Ayrıca, “aşk” ve “uçurum” kitabın her bölümünde ayrılmaz bir ikili
olmuştur. Gazeteci kız “edebiyat ile harmanlanmış kurguları” saçma bulduğu için
“edebiyata bu kadar düşkün” olan Mehmet ile aralarında büyük bir uçurum
oluşmuştur. Bu iletişimsizliği belirtmek adına “Aramızdaki uçurum
kapanmayacak cinstendi. (sayfa 189)” ifadesini kullanmıştır. “Erişilemez
olma durumu ve iletişimsizlik”, Olga ile gazeteci kızın ortak noktasıdır. Olga
Mehmet’ten daha üstün bir “varlık” olduğu için ona erişemezken, kendisi
gazeteci kızdan daha üstün olduğu için gazeteci kıza erişememektedir.
Aslında, Mehmet’in “yalnızlığı” ve “insanlardan kaçışı” da
çevresindekilerle arasında bir “uçurum” ve “iletişimsizlik” olmasından
kaynaklanmaktadır. Yaşadığı travmalardan, başarısız olduğu “aşklardan” ve
hayata olan bakış açısından dolayı insanlara karşı mesafelidir. Bu mesafeyi de
insanlara “dokunmayarak” ve tüm gününü kitaplıkları arasında “duyguları
öğrenmekle” geçirerek sağlamaktadır.
Bu noktada karşımıza ilginç bir soru daha çıkıyor: Bu kadar çok
kitap okuyan, insanları iyi bir şekilde analiz eden, duygu ve düşüncelere
ilişkin pek çok yazı yazan bir kişi nasıl “kendini ifade etmekte” bu derece
zorlanabilir? “Kurgusal” bir hayat yaşadığı için “gerçek” duygularının farkında
değil mi?
“Kardeşimin hikâyesini kıza niye anlattığımı düşündüm. Kimsenin
bilmediği aile hikâyemizi niçin tanımadığım bir kıza anlatıyordum acaba? …

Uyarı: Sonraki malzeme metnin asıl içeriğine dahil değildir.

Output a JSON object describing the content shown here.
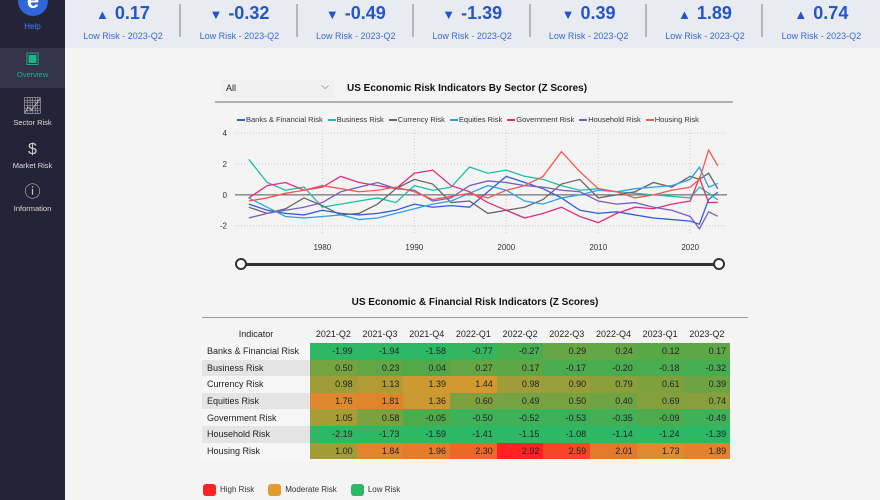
{
  "sidebar": {
    "help": "Help",
    "items": [
      {
        "label": "Overview",
        "icon": "presentation-icon",
        "active": true
      },
      {
        "label": "Sector Risk",
        "icon": "line-chart-icon"
      },
      {
        "label": "Market Risk",
        "icon": "dollar-icon"
      },
      {
        "label": "Information",
        "icon": "info-icon"
      }
    ]
  },
  "kpis": [
    {
      "value": "0.17",
      "dir": "up",
      "label": "Low Risk - 2023-Q2"
    },
    {
      "value": "-0.32",
      "dir": "down",
      "label": "Low Risk - 2023-Q2"
    },
    {
      "value": "-0.49",
      "dir": "down",
      "label": "Low Risk - 2023-Q2"
    },
    {
      "value": "-1.39",
      "dir": "down",
      "label": "Low Risk - 2023-Q2"
    },
    {
      "value": "0.39",
      "dir": "down",
      "label": "Low Risk - 2023-Q2"
    },
    {
      "value": "1.89",
      "dir": "up",
      "label": "Low Risk - 2023-Q2"
    },
    {
      "value": "0.74",
      "dir": "up",
      "label": "Low Risk - 2023-Q2"
    }
  ],
  "filter": {
    "selected": "All"
  },
  "chart_data": {
    "type": "line",
    "title": "US Economic Risk Indicators By Sector (Z Scores)",
    "x": [
      1972,
      1974,
      1976,
      1978,
      1980,
      1982,
      1984,
      1986,
      1988,
      1990,
      1992,
      1994,
      1996,
      1998,
      2000,
      2002,
      2004,
      2006,
      2008,
      2010,
      2012,
      2014,
      2016,
      2018,
      2020,
      2021,
      2022,
      2023
    ],
    "yticks": [
      4,
      2,
      0,
      -2
    ],
    "xticks": [
      1980,
      1990,
      2000,
      2010,
      2020
    ],
    "ylim": [
      -2.6,
      4.2
    ],
    "xlim": [
      1970.5,
      2024
    ],
    "series": [
      {
        "name": "Banks & Financial Risk",
        "color": "#2f5fd8",
        "values": [
          -0.6,
          -1.0,
          -1.2,
          -1.3,
          -1.0,
          -1.2,
          -1.3,
          -1.2,
          -1.0,
          -0.6,
          -0.8,
          -0.7,
          -0.8,
          0.2,
          1.2,
          0.8,
          0.4,
          -0.2,
          -1.0,
          -1.2,
          -1.1,
          -1.3,
          -1.5,
          -1.6,
          -1.7,
          -1.9,
          -0.3,
          0.17
        ]
      },
      {
        "name": "Business Risk",
        "color": "#1fbfa6",
        "values": [
          2.3,
          0.8,
          0.3,
          0.5,
          -0.8,
          -0.6,
          -0.4,
          -0.2,
          -0.5,
          0.6,
          0.3,
          0.5,
          1.8,
          1.4,
          1.6,
          1.2,
          1.0,
          0.6,
          0.3,
          0.4,
          0.2,
          0.1,
          0.0,
          -0.1,
          -0.2,
          0.5,
          0.1,
          -0.32
        ]
      },
      {
        "name": "Currency Risk",
        "color": "#666666",
        "values": [
          -0.8,
          -1.2,
          -0.9,
          -0.2,
          -0.7,
          -1.3,
          -1.2,
          -0.6,
          0.4,
          1.0,
          0.7,
          -0.5,
          -0.4,
          -1.2,
          -1.0,
          -0.8,
          -0.3,
          0.7,
          1.0,
          -0.2,
          0.0,
          0.2,
          0.8,
          0.5,
          1.2,
          1.0,
          1.4,
          0.39
        ]
      },
      {
        "name": "Equities Risk",
        "color": "#2ea0f0",
        "values": [
          -0.2,
          -0.8,
          -1.4,
          -1.5,
          -1.4,
          -1.3,
          -1.6,
          -1.5,
          -1.2,
          -0.9,
          -0.6,
          -0.4,
          0.1,
          0.6,
          0.3,
          -0.4,
          -0.6,
          -0.2,
          0.0,
          0.3,
          0.2,
          0.4,
          0.5,
          0.6,
          1.0,
          1.8,
          0.5,
          0.74
        ]
      },
      {
        "name": "Government Risk",
        "color": "#e0307a",
        "values": [
          -0.2,
          0.6,
          0.8,
          0.3,
          0.5,
          1.2,
          0.8,
          0.6,
          0.4,
          1.4,
          1.6,
          0.6,
          0.2,
          -0.5,
          -1.0,
          -1.5,
          -1.2,
          -0.8,
          -1.4,
          -1.8,
          -1.2,
          -0.8,
          -0.9,
          -0.6,
          -0.4,
          1.1,
          -0.5,
          -0.49
        ]
      },
      {
        "name": "Household Risk",
        "color": "#7a5cc0",
        "values": [
          -1.5,
          -1.2,
          -1.0,
          -0.8,
          -0.5,
          0.2,
          0.5,
          0.8,
          0.4,
          0.3,
          -0.4,
          -0.2,
          0.6,
          0.9,
          0.8,
          0.6,
          0.5,
          0.3,
          0.2,
          -0.4,
          -0.6,
          -0.5,
          -0.8,
          -1.0,
          -1.4,
          -2.2,
          -1.1,
          -1.39
        ]
      },
      {
        "name": "Housing Risk",
        "color": "#f2584f",
        "values": [
          -0.4,
          -0.2,
          0.1,
          0.3,
          0.6,
          0.4,
          0.2,
          0.3,
          0.5,
          0.2,
          -0.3,
          -0.1,
          0.1,
          -0.2,
          0.3,
          0.6,
          1.2,
          2.8,
          1.5,
          0.4,
          0.2,
          -0.2,
          0.0,
          0.3,
          0.5,
          1.0,
          2.9,
          1.89
        ]
      }
    ]
  },
  "table": {
    "title": "US Economic & Financial Risk Indicators (Z Scores)",
    "header": "Indicator",
    "columns": [
      "2021-Q2",
      "2021-Q3",
      "2021-Q4",
      "2022-Q1",
      "2022-Q2",
      "2022-Q3",
      "2022-Q4",
      "2023-Q1",
      "2023-Q2"
    ],
    "rows": [
      {
        "name": "Banks & Financial Risk",
        "values": [
          "-1.99",
          "-1.94",
          "-1.58",
          "-0.77",
          "-0.27",
          "0.29",
          "0.24",
          "0.12",
          "0.17"
        ]
      },
      {
        "name": "Business Risk",
        "values": [
          "0.50",
          "0.23",
          "0.04",
          "0.27",
          "0.17",
          "-0.17",
          "-0.20",
          "-0.18",
          "-0.32"
        ]
      },
      {
        "name": "Currency Risk",
        "values": [
          "0.98",
          "1.13",
          "1.39",
          "1.44",
          "0.98",
          "0.90",
          "0.79",
          "0.61",
          "0.39"
        ]
      },
      {
        "name": "Equities Risk",
        "values": [
          "1.76",
          "1.81",
          "1.36",
          "0.60",
          "0.49",
          "0.50",
          "0.40",
          "0.69",
          "0.74"
        ]
      },
      {
        "name": "Government Risk",
        "values": [
          "1.05",
          "0.58",
          "-0.05",
          "-0.50",
          "-0.52",
          "-0.53",
          "-0.35",
          "-0.09",
          "-0.49"
        ]
      },
      {
        "name": "Household Risk",
        "values": [
          "-2.19",
          "-1.73",
          "-1.59",
          "-1.41",
          "-1.15",
          "-1.08",
          "-1.14",
          "-1.24",
          "-1.39"
        ]
      },
      {
        "name": "Housing Risk",
        "values": [
          "1.00",
          "1.84",
          "1.96",
          "2.30",
          "2.92",
          "2.59",
          "2.01",
          "1.73",
          "1.89"
        ]
      }
    ]
  },
  "risk_legend": [
    {
      "label": "High Risk",
      "color": "#ff2222"
    },
    {
      "label": "Moderate Risk",
      "color": "#e39a30"
    },
    {
      "label": "Low Risk",
      "color": "#2db865"
    }
  ]
}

Hikâye anlatmak, belki de insan türünün en ayırt edici özelliğiydi. (sayfa 208)”
alıntısından da anlaşılacağı üzere, Mehmet gazeteci kıza âşık olduğunun
farkında değildir. Bir başka deyişle kurgu ve gerçeklik arasındaki bağlantıları
tam olarak kuramamaktadır. Mehmet, “hikâye anlatmak” sözü ile “gerçeklerin”
yanı sıra “kurguların” da var olduğunu belirtmek istiyor olabilir. Anlattığı
olaylara kendisi de inanamadığı için “hikâyesine” “kurgusal öğeler” katıyor
olabilir.
Son olarak, kitabın adından -“Kardeşimin Hikâyesi’nden”- bahsetmek
istiyorum. Yazar, kitabın adında “hikâye” sözcüğünü kullanarak romanın bir
“kurgudan” ibaret olduğunu belirtmek istemiş olabilir. Edebiyatın ve kurguların
hayatımızın her yerinde olduğunu vurgulamak istemiştir. Edebiyatın verdiği
huzurun altını çizmek adına da kitapta pek çok farklı yazarın ünlü eserleri
hakkında bilgiler verilmiştir ve bağlantılar kurulmuştur.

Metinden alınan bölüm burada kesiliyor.